The Sup35 middle domain has a cluster of negatively charged Glu and Asp residues. Mutation of these residues to neutral residues yielded a fully functional protein, but with altered phase separation properties manifested as pH-independence of droplet formation. Importantly, whereas the IDR alone was sufficient for phase separation, the carboxy-terminal GTPase domain alone formed irreversible aggregates at all tested pH conditions; in the presence of the middle domain this was strongly reduced in favour of condensate formation, albeit at an order of magnitude lower than for the wild-type protein. Thus, the IDR helps maintain the solubility of Sup35 and provides its pH sensitivity as well as the cohesiveness required for its condensation.
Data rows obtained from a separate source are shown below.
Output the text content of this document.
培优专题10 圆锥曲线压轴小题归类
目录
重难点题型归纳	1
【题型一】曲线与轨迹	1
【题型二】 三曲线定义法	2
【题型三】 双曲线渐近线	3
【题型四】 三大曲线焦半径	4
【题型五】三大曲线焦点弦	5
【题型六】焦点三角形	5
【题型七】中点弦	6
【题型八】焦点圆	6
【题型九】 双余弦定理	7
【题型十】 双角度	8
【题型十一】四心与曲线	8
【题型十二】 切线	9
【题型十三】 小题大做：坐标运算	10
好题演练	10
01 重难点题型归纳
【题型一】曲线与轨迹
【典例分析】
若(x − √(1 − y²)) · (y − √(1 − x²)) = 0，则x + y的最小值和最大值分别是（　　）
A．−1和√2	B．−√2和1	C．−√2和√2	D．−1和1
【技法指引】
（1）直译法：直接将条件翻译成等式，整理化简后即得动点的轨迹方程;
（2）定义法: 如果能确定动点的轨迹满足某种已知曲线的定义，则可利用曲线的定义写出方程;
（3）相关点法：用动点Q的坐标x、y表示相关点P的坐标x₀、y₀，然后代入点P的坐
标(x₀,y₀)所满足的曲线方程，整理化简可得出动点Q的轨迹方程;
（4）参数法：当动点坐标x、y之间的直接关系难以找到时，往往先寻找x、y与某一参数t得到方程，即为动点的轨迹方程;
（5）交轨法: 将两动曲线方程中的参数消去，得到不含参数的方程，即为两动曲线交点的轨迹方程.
Yeast cells expressing only the C-terminal domain of Sup35 (Sup35C) had no noticeable growth defect in the absence of stress, and, during stress, Sup35C assembled similarly to Sup35. However, following the removal of stress, condensates formed by wild-type Sup35 dissolved within minutes whereas Sup35C aggregates took up to several hours to dissolve, and Sup35C cells took longer to restart growth. Mechanistically, translation shutdown during stress and its resumption upon stress removal coincided with Sup35 condensation and dissolution, respectively. Importantly, translation was impaired in recovering Sup35C cells but not in recovering control cells.

the Sup35 IDR mediates the formation of reversible Sup35 gels instead of irreversible aggregates

In summary, the Sup35 IDR mediates the formation of reversible Sup35 gels instead of irreversible aggregates during stress, which supports translation resumption and increases cell fitness when the stress ceases. This indicates that promoting the formation of reversible gels rather than prions is the original function of prion domains, and that prion domains could be protein-specific stress sensors and adaptors of cell responses to stress.